Warning: file_get_contents(/data/phpspider/zhask/data//catemap/3/pandas/4.json): failed to open stream: No such file or directory in /data/phpspider/zhask/libs/function.php on line 167

Warning: Invalid argument supplied for foreach() in /data/phpspider/zhask/libs/tag.function.php on line 1116

Notice: Undefined index: in /data/phpspider/zhask/libs/function.php on line 180

Warning: array_chunk() expects parameter 1 to be array, null given in /data/phpspider/zhask/libs/function.php on line 181
使用不常见的分隔符读取csv_Csv_Pandas - Fatal编程技术网

使用不常见的分隔符读取csv

使用不常见的分隔符读取csv,csv,pandas,Csv,Pandas,我有一个csv文件,它使用þ作为引号,段落符号作为逗号分隔的值 使用子类csv.dial不起作用。
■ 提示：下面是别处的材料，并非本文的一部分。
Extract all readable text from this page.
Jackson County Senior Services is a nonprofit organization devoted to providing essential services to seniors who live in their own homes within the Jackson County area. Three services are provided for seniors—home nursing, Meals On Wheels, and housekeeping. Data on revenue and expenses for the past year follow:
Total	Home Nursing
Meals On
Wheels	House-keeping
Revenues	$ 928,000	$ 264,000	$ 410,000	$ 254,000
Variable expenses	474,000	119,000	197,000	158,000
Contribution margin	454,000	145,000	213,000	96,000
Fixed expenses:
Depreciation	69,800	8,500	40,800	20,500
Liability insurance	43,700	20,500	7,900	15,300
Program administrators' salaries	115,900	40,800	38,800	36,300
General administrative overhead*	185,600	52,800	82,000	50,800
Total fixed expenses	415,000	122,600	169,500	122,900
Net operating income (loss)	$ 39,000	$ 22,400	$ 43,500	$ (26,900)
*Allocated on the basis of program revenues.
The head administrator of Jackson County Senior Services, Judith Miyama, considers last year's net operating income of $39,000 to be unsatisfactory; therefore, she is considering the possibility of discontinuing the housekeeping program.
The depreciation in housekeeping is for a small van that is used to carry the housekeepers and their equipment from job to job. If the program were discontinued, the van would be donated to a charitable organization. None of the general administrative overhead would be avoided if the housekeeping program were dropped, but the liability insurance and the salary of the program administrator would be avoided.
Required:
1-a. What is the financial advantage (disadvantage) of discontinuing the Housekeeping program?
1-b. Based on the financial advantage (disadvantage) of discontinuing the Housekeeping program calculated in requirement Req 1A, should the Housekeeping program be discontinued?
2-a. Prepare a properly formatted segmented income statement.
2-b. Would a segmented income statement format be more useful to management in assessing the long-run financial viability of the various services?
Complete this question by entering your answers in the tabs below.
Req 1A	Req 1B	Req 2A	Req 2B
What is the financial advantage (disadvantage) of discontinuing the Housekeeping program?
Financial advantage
Pandas没有将þ值解释为字符串 有什么想法吗 # This works when the delimiters are more standard (; ") # But really trying to make it work with the ASCII chars commented out below import csv f = open('./data/Test_Quote_S

我有一个csv文件,它使用þ作为引号,段落符号作为逗号分隔的值

使用子类csv.dial不起作用。Pandas没有将þ值解释为字符串

有什么想法吗

# This works when the delimiters are more standard (; ")
# But really trying to make it work with the ASCII chars commented out below

import csv

f = open('./data/Test_Quote_SemiColon.dat')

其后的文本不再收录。